Un flop, un evidente fiasco ieri, domenica 30 aprile, a Predappio la solita manifestazione, nostalgica e no, a memoria della morte di Mussolini, quest’anno al 78° anniversario.
Generosamente, qualche cronaca locale riferisce appena di un centinaio di partecipanti, dunque una “centuria”, così per giusta rievocazione del Ventennio, invece un giovane amico, immancabilmente presente ogni anno, mi ha telefonato deluso di poco più di 60 persone presenti, due striminziti “manipoli” di trascorsa gloria, nulla di più.
È proprio vero, chi lascia la via vecchia per la nuova sa quel che lascia, ma non quel che trova, saggezza proverbiale che ieri a Predappio ha confermato quanto incauto, maldestro sia stato al suo esordio il “cambio di gestione”, tanto diversamente motivato e finalizzato, anche sul piano di interessi organizzativi e di auspici di taluno organizzatore, ormai risoluto ad un proprio ruolo monopolistico dei luoghi, degli eventi mussoliniani tra Predappio e Forlì.
La nuova lobby gestionale, sempre più lontane discendenti, unitamente ad una figura fiduciaria locale, ha ieri clamorosamente fallito, mai così deserta la commemorazione del Duce.
“Il piatto piange” per sottolineare la scarsità di soldi in palio è solitamente espressione tipica del gioco del poker, ma pure il titolo di un celebre romanzo di Piero Chiara su un gruppo di amici, incalliti giocatori a carte durante il Ventennio, ma da ieri è anche la conclusione di tanti commercianti predappiesi, amareggiati che tanto esiguo concorso al corteo per Benito abbia penalizzato i loro bar, ristoranti e bazar di souvenir storici: incassi ordinari, nulla di che, molto lontani dai guadagni di solito assicurati dalla straordinarietà celebrativa della scomparsa dell’Uomo della Provvidenza. Stamani, mi è bastato un caffè predappiese per raccogliere le prime recriminazioni, lamentele od espliciti inviti perché certi responsabili si rechino là donde mai ci si augura l’altrui ritorno.

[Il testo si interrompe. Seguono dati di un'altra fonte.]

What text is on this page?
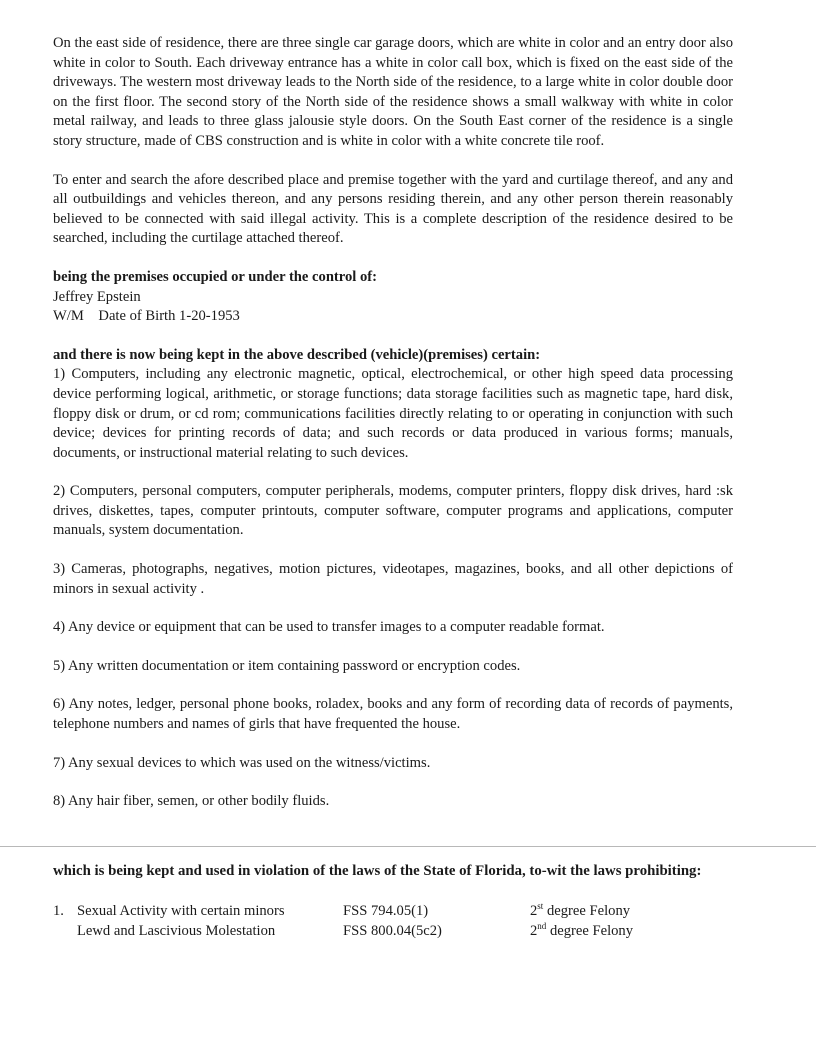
On the east side of residence, there are three single car garage doors, which are white in color and an entry door also white in color to South. Each driveway entrance has a white in color call box, which is fixed on the east side of the driveways. The western most driveway leads to the North side of the residence, to a large white in color double door on the first floor. The second story of the North side of the residence shows a small walkway with white in color metal railway, and leads to three glass jalousie style doors. On the South East corner of the residence is a single story structure, made of CBS construction and is white in color with a white concrete tile roof.

To enter and search the afore described place and premise together with the yard and curtilage thereof, and any and all outbuildings and vehicles thereon, and any persons residing therein, and any other person therein reasonably believed to be connected with said illegal activity. This is a complete description of the residence desired to be searched, including the curtilage attached thereof.

being the premises occupied or under the control of:

Jeffrey Epstein

W/M    Date of Birth 1-20-1953

and there is now being kept in the above described (vehicle)(premises) certain:

1) Computers, including any electronic magnetic, optical, electrochemical, or other high speed data processing device performing logical, arithmetic, or storage functions; data storage facilities such as magnetic tape, hard disk, floppy disk or drum, or cd rom; communications facilities directly relating to or operating in conjunction with such device; devices for printing records of data; and such records or data produced in various forms; manuals, documents, or instructional material relating to such devices.

2) Computers, personal computers, computer peripherals, modems, computer printers, floppy disk drives, hard :sk drives, diskettes, tapes, computer printouts, computer software, computer programs and applications, computer manuals, system documentation.

3) Cameras, photographs, negatives, motion pictures, videotapes, magazines, books, and all other depictions of minors in sexual activity .

4) Any device or equipment that can be used to transfer images to a computer readable format.

5) Any written documentation or item containing password or encryption codes.

6) Any notes, ledger, personal phone books, roladex, books and any form of recording data of records of payments, telephone numbers and names of girls that have frequented the house.

7) Any sexual devices to which was used on the witness/victims.

8) Any hair fiber, semen, or other bodily fluids.

which is being kept and used in violation of the laws of the State of Florida, to-wit the laws prohibiting:
1.	Sexual Activity with certain minors	FSS 794.05(1)	2st degree Felony
	Lewd and Lascivious Molestation	FSS 800.04(5c2)	2nd degree Felony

Ieri, a Predappio si è trascurato o, addirittura, ignorato il valore estrinseco della economicità della cultura, della storia, dei luoghi natii mussoliniani, valore che ha sempre beneficiato in passato e deve tornare a beneficiare la piccola economia del capoluogo della Valle del Rabbi. Ieri, a Predappio il nuovo corso gestionale delle celebrazioni per Benito ha dato con la sua dabbenaggine un calcio alla redditività economica di ogni visitatore del paese. Aggiungo che, pure, l’altro valore, quello della culturalità, intrinseco ad ogni bene, luogo storico, è stato ampiamente disatteso: chi intende partecipare ad un evento anche con la ritualità di gesti, contenuti espressivi, scritti o verbali, tutti legittimi quale espressione della propria libertà di pensiero (comma 1° art. 21 Costituzione Italiana), non può sentirsi accolto da limiti, restrizioni, precetti, quasi guardato a vista da chi più con funzioni di badante che non di accogliente ospite.
Ieri, a Predappio discendenti mussoliniani e la loro figura fiduciaria sono riusciti in un’impresa, davvero impensabile fine a qualche tempo fa: sostituire al tanto disprezzato, ma redditivo popolo dei nostalgici in camicia nera l’odierno rammarico di tanti predappiesi dell’indotto storico, ora nostalgici di trascorsi guadagni. Saranno contenti di tanto misero risultato quanti da sempre gufano contro la prevalente valorizzazione storica e culturale della memoria fascista di Predappio, trincerandosi nella mediocrità di pavide iniziative equivoche, magari una partita a bocce rosse a Fiumana. Il fiasco di ieri a Predappio per la ricorrenza della morte di Benito è la conseguenza di una politica culturale ispirata al nanismo propositivo di quisquiglie e pinzillacchere, quindi, perlopiù, focomelica di proposte più ampie, esplicite, quanto appunto richiede il turista, il visitatore, anche solo il curioso di storia e non storielline.
S’illude chi pensa che Predappio possa economicamente giovarsi già solo della sua attrattiva enogastronomica e naturalistica: per carità, chapeau, ma non basta, tutta la Romagna è meta ideale per tali finalità, spesso anche con tradizioni e bellezze del territorio di gran lunga superiori. Per gestire la memoria storica non è sufficiente l’accredito di una discendenza di sangue o di una piena fiducia accordata a taluno, ci vuole realismo, avvedutezza, senso dell’opportunità: ieri tutto questo è mancato, davvero un indimenticabile fiasco. Grazie solo alla tenace, irriducibile centuria.